Working for the enemy was a cross they were forced to bear.
"Nobody was happy about it but what could we do?," said Bert.
"There was no escape - there was nowhere to go.
"People tried but when they were caught they were battered to death."
Bert remembered an incident where British officers were taken off for punishment.
"They always doubled the guard when there was going to be a beating to stop any trouble," he said.
"They took three officers and battered them to death, I don't know what they had done.
"The next day some lads were clearing out the big swill pits and found their bodies, dumped under some soil.
"It was the brutality that caused the resentment."
Although there was little love lost between the British and their captors Bert remembers the Japanese sergeant in charge of the camp with a grudging fondness.
"He was a good man," he said.
"He had this big bristling moustache and we all called him Joe Stalin."
'Joe' managed to find the prisoners a football and along with his other officers would sit on a veranda drinking saki and watching the men play as there was no other entertainment.
As the camp's top cook, Bert learned a few tricks about how to get the best rations for the prisoners.
"We'd go down to the storehouse to wait for the blokes who were supposed to give us our rations and we'd swipe a few sacks of rice before they got there," he said.

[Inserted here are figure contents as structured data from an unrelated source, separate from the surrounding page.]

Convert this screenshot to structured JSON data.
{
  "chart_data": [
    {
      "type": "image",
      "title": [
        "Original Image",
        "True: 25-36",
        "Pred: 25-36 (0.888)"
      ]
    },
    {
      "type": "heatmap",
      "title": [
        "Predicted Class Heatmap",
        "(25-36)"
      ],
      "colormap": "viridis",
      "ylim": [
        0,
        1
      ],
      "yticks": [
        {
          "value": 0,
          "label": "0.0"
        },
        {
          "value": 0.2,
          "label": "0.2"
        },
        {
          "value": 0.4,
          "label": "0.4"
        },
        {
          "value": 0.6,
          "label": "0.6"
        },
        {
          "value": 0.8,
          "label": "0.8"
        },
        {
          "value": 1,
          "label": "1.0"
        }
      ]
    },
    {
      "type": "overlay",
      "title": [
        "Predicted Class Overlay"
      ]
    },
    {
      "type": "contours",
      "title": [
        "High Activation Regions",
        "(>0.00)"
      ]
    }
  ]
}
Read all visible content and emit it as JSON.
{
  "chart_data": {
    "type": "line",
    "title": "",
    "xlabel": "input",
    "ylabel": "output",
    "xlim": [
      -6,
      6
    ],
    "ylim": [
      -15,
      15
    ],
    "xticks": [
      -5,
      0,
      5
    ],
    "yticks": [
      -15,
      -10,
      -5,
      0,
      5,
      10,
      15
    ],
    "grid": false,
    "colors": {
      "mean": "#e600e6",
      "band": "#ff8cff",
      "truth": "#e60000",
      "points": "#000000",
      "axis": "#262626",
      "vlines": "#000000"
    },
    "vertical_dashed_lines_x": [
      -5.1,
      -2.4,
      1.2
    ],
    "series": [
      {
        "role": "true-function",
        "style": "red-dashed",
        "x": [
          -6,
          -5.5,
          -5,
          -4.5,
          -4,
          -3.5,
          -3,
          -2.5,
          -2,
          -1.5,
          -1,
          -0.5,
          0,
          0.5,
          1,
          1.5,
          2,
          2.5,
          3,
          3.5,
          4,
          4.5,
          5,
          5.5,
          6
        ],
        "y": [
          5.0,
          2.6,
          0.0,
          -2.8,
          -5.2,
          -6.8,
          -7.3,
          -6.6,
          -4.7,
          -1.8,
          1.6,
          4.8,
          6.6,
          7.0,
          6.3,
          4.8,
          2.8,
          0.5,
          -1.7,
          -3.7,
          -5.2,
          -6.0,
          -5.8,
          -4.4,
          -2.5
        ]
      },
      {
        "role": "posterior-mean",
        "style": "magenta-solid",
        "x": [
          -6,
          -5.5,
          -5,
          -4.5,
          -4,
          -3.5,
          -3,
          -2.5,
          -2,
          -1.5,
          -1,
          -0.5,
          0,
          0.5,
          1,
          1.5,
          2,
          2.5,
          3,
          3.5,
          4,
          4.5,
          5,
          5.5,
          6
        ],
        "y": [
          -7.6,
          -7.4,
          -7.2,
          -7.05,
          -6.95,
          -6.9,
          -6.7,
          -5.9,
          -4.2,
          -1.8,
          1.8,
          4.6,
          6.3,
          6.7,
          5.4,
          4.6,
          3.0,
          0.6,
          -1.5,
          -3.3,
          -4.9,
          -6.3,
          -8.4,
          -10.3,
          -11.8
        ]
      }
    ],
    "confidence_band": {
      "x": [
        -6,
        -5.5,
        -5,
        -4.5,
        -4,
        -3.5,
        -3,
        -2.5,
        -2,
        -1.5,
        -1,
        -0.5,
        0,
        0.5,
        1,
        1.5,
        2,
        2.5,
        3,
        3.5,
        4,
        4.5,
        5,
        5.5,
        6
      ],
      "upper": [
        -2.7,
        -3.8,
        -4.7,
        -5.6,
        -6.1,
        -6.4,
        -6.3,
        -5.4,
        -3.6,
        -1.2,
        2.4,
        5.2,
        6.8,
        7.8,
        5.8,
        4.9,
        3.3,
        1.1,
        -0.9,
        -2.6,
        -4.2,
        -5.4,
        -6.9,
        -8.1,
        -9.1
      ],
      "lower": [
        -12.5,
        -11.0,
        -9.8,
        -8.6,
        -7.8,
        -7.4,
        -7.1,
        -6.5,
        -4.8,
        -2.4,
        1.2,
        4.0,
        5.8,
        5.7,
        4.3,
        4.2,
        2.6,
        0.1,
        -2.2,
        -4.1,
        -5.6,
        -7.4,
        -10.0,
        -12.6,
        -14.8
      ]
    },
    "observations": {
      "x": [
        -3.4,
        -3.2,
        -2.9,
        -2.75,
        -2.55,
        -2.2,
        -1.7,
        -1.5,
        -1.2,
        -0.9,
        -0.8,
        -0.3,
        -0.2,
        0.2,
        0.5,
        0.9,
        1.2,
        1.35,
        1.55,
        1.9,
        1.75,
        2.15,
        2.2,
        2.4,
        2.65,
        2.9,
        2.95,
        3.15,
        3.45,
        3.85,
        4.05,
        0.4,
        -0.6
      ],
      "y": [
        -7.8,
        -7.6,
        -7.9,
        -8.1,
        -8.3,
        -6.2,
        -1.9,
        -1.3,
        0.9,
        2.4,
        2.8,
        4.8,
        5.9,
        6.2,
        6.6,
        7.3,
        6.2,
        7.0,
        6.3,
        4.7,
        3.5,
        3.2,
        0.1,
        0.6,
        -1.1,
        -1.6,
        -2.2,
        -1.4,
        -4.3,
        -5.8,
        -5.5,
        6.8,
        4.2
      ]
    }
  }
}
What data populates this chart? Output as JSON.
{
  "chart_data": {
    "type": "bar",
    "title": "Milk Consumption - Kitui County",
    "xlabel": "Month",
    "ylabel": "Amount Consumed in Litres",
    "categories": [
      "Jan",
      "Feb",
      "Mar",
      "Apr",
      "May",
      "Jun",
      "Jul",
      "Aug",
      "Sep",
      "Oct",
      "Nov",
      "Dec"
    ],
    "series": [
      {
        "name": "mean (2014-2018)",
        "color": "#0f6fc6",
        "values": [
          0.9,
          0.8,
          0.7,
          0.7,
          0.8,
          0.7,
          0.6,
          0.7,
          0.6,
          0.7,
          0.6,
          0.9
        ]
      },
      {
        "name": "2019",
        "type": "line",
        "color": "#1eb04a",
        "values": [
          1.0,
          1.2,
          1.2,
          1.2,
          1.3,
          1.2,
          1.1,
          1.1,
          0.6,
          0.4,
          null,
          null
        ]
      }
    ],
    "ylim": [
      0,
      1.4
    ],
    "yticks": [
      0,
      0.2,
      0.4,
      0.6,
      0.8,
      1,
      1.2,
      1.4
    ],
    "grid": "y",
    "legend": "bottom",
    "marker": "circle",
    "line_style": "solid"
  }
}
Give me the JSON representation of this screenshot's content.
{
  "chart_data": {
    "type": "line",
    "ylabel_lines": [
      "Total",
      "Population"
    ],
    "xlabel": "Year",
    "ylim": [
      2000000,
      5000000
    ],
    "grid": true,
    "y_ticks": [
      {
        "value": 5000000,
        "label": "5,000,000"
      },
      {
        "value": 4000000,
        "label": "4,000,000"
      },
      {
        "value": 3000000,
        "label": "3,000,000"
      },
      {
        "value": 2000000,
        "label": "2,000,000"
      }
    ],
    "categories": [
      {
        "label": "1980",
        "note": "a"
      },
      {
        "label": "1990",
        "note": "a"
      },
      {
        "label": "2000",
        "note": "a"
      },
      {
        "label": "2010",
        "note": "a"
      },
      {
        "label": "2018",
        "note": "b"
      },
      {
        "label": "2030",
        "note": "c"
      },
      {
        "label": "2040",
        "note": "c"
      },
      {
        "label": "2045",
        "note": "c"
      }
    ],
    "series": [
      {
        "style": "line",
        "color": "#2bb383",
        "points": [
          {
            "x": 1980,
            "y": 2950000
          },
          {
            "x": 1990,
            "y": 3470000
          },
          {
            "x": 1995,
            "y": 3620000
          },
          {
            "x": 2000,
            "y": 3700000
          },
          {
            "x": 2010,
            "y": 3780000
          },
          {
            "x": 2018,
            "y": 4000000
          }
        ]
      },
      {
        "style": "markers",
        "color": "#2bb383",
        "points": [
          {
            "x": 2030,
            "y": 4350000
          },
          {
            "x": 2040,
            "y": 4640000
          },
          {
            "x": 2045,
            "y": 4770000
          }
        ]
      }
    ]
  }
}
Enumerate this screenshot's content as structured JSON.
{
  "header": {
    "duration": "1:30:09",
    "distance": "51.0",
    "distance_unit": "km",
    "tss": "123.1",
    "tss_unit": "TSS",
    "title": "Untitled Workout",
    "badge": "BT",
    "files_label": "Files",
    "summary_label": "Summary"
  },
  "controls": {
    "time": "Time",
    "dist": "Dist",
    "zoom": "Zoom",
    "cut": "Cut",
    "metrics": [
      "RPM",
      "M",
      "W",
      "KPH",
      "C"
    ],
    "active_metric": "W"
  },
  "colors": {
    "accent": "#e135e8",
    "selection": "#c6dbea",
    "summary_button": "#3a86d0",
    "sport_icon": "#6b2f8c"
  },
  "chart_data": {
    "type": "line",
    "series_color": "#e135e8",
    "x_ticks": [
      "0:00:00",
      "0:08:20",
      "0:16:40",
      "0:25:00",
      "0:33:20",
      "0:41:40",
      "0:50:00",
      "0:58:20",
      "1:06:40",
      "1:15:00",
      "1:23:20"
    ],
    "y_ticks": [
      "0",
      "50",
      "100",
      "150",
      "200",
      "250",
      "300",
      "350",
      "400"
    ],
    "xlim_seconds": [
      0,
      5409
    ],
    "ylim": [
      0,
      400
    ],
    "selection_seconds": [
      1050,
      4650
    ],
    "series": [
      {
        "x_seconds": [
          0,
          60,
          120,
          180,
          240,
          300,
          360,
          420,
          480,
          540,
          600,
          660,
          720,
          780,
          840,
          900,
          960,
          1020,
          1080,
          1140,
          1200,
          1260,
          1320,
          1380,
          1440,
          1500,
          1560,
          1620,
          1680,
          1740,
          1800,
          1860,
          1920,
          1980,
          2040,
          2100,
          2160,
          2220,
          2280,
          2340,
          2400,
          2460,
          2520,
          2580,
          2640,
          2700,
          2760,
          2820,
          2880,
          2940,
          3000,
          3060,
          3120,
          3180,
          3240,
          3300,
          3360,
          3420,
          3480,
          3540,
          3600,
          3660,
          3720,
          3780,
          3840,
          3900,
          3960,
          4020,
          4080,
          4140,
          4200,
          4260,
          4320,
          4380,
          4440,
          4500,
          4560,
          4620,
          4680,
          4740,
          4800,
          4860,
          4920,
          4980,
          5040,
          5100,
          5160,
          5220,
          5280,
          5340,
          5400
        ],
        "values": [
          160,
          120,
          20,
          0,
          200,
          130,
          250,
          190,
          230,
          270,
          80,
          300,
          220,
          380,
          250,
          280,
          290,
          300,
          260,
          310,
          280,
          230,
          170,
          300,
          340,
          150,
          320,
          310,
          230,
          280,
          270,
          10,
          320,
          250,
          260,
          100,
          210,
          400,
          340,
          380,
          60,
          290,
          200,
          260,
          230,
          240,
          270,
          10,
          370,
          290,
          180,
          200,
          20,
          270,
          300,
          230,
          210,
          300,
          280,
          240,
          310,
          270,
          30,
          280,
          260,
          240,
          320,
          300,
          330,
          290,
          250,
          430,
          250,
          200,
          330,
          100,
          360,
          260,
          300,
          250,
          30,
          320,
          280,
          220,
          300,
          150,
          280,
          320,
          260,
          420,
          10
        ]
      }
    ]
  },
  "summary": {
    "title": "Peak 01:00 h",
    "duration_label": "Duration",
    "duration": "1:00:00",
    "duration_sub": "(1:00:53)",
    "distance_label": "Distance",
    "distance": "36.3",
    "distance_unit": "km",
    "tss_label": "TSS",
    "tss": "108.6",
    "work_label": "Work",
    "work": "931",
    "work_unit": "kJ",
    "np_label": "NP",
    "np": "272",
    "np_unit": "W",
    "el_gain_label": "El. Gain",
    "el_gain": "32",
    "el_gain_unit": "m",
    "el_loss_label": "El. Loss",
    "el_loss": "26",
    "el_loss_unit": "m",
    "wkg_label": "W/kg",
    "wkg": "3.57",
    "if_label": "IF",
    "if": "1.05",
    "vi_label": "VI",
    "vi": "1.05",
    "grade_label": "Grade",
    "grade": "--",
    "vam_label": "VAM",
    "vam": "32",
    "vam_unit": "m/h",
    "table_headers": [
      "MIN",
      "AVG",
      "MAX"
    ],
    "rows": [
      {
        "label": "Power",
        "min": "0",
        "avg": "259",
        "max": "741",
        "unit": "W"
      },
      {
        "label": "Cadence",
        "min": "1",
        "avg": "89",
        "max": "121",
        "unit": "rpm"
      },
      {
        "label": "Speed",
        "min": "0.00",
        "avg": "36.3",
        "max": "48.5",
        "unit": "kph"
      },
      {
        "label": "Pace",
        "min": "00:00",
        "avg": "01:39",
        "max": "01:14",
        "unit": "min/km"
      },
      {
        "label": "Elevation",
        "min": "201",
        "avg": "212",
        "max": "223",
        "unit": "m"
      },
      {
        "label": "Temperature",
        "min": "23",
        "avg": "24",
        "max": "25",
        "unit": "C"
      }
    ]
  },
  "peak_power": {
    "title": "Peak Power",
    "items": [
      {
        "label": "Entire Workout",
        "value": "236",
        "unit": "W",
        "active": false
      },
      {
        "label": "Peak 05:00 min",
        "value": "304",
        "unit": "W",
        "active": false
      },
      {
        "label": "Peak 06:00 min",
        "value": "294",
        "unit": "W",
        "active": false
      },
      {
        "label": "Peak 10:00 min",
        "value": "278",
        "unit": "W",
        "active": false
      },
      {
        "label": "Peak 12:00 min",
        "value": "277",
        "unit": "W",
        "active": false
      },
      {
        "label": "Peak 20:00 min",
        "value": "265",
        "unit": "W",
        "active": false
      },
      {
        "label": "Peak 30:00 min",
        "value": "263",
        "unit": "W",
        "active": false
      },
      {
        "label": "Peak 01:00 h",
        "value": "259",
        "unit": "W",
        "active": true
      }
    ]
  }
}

"And once in a while we'd get an empty tin of pig fat, solder the lid back on and bash a hole in the bottom and tell them they'd given us an empty tin," he said.
"We used to grind the rice into flour and then use what meat there was to make pies.
"Old Joe got wind of this and as their food was hardly any better than ours he'd get us to make English meat pies for his officers.
"If we needed two cows we'd tell him it would take three."
Bert was playing a dangerous game of cat and mouse by ripping of the rations but it did not stop with scams to get more food.
"We used to hide valuables in the big brick oven," he said.
"We wrapped watches and rings in rags and seal them up in tins then just brick them up - they were still there when it was all over."
The subterfuge went on outside the kitchens too.
"There was a chap who was told to repair the Japs' radio," said Bert.
"It took him 18 months," he laughed.
Of course the man had fixed the radio in a matter of days but managed to fool his captors into thinking the problem was bigger and every day would slip on the headphones and tune in and listen to the news to find out how the war was going outside the camp.
Bert knew the war was over before the guards did.
"We got information about what was going on outside from the blokes we picked up our rations from," he said.
"They couldn't speak much English but we worked out they were saying the Yanks had dropped a massive bomb and the Japanese had given up."
The camp guards disappeared while the prisoners were sleeping one night, having discovered the war was over.
"The men were talking about which guards they were going to kill, which ones had treated them the worst," said Bert.
"The Japanese knew what was going to happen and thought they had better get out of there before the trouble started."
The men feasted on duck from nearby farms and looted the Japanese army's warehouses, glad to be free at last.
Weeks later a troop of soldiers led by Lord Mountbatten arrived at the camp to rescue the abandoned prisoners.
"He was the king's uncle - he asked if I had anything he could stand on so he would be high up to address the men," said Bert proudly.
"I told him I had a tea chest but he was taking his life into his own hands if he got up on it but he did it anyway."
Returning home to England was not the joyful occasion it might have been for Bert and although he had been decorated three times and promoted to Sergeant in the field there was no hero's welcome.
After his capture he had been posted as Missing, Presumed Dead.
His wife believed he had been killed and the couple were later divorced.
Things were little better on the work front.
The Government had passed legislation saying employers were obliged to take on ex-soldiers in their old jobs but he went to the railway yard where he used to work he was not met with open arms.
His employers told him they were not prepared to sack someone for him to take up his old job.
Although he has tried to be positive over the years, Bert couldn't help but add: "The war ruined my life."